# Neymar to PSG - The Most expensive player ever - Deal worth £450million



## lewis (Aug 3, 2017)

Surely the start of the end for football unless something is changed/done about it?
total value of the deal is worth nearly £450m (€500m), which includes wages, bonuses and a buyout clause of £198m (€222m). Neymar has been offered a basic salary of £26.8m-a-year (€30m) after tax, around *£515,000-a-week after tax!!*


----------



## SD83 (Aug 27, 2017)

So the total value of the deal is approximately what Mayweather earned in ten rounds last night? I'm totally with you in that those numbers are insane, but football is not even the worst. 
I'm not a big football fan, I got no team that I root for or anything, but it's fun to play and I bet it's fun to watch. With hundreds or thousands of like minded people in the stadium. I'd imagine its a bit like a concert of your favourite band. But why people would pay to watch it at home is beyond me. Or why they pay 100€ or so for a simple jersey. 150€ or worse for a pair of shoes. Seriously, I don't see the problem with players being payed insane sums of money. If the fans are mad enough to pay those sums, so be it.


----------



## CerealKiller (Sep 13, 2017)

SD83 said:


> But why people would pay to watch it at home is beyond me. Or why they pay 100€ or so for a simple jersey. 150€ or worse for a pair of shoes. Seriously, I don't see the problem with players being payed insane sums of money. If the fans are mad enough to pay those sums, so be it.

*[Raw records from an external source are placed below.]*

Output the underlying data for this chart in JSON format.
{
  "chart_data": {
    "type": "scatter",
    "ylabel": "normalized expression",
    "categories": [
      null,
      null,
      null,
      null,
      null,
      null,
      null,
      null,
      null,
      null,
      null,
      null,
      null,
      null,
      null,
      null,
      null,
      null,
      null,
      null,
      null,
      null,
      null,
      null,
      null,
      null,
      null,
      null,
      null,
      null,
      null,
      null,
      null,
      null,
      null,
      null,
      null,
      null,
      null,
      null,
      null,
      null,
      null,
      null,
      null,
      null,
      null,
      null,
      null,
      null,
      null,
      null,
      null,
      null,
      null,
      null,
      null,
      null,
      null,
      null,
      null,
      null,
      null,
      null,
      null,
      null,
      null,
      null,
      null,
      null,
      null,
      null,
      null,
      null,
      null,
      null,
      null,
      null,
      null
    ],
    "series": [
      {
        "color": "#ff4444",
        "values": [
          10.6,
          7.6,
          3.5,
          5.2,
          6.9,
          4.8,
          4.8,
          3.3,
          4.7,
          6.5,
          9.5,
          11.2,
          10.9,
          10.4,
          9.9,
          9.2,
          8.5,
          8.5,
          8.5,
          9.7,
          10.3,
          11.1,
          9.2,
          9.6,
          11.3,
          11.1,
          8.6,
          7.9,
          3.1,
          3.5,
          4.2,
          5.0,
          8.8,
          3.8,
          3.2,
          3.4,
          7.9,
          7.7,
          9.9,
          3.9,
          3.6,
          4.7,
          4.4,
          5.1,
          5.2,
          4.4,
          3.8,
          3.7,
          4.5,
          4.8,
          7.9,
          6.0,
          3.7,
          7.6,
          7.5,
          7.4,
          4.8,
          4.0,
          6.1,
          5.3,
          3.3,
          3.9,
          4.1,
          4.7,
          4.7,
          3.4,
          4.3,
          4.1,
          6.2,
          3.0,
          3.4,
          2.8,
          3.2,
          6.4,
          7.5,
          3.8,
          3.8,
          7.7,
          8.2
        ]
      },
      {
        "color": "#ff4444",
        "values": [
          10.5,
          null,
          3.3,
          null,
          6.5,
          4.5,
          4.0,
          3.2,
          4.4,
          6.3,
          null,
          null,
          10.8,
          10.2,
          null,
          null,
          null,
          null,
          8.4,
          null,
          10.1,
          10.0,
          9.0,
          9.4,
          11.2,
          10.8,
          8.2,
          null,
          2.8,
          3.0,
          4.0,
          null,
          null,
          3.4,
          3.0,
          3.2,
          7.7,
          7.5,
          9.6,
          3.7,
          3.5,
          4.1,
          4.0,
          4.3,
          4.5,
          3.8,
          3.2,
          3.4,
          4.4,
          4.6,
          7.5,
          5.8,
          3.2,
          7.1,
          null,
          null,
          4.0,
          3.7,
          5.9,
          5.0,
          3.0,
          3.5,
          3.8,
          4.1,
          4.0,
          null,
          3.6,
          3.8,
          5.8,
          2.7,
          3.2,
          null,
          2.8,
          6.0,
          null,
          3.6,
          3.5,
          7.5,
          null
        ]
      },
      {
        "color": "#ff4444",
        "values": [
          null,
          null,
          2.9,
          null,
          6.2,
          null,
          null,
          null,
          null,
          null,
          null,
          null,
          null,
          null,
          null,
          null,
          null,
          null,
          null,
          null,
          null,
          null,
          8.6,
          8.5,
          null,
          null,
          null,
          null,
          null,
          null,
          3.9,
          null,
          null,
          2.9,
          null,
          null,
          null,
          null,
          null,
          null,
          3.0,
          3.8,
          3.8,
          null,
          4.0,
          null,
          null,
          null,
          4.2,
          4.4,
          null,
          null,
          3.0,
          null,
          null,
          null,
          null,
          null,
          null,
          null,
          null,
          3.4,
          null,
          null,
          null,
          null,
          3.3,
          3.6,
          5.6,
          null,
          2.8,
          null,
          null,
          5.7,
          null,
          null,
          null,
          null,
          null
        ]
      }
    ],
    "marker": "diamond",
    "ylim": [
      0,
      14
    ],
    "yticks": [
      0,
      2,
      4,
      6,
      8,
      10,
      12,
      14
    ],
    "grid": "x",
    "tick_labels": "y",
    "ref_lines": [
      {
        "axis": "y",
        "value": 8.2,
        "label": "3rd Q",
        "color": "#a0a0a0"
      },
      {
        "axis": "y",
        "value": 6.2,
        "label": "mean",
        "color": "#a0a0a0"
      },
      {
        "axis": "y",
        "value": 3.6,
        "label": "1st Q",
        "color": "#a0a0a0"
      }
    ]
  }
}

Why would people watch football at home? You get a much better view of the match, than at the actual stadium. Sure, you don't get the atmosphere, but you can actually see what's going on, you don't have to travel, you don't have to sit on a plastic seat in the rain, freezing, and it is a lot cheaper. 

Regarding the massive fees nowadays, I think it's a problem. A large percentage of the money goes to agents (and is thus never reinvested in the sport), and, with the exception of PSG, the whole thing is basically funded by fans through insane broadcasting deals and ticket prices on the rise. Used to be the working man's game, not so much anymore.


----------



## SD83 (Sep 13, 2017)

The fees are the point. To be honest, I've never been to any match outside the village where I grew up, though I enjoy watching the World Cup. At home, in a bar with friends, if it's a good match, great. But pay for it? Everything in the stadium down to the players socks is covered with ads, the half time break is more than 50% commercials. That's like watching a live stream of a band you like, but instead of their own backdrop they have a bunch of brands at display and the logos of their sponsors fixed to every possible part of their outfit. 


CerealKiller said:


> Used to be the working man's game, not so much anymore.


Pretty much sums it up. The higher levels are just money, and, at least where I live, the lower levels are, at least in some towns, notoriously violent, on the fields and the ranks and wherever those idiots get hold of each other. Still damn good fun to play


----------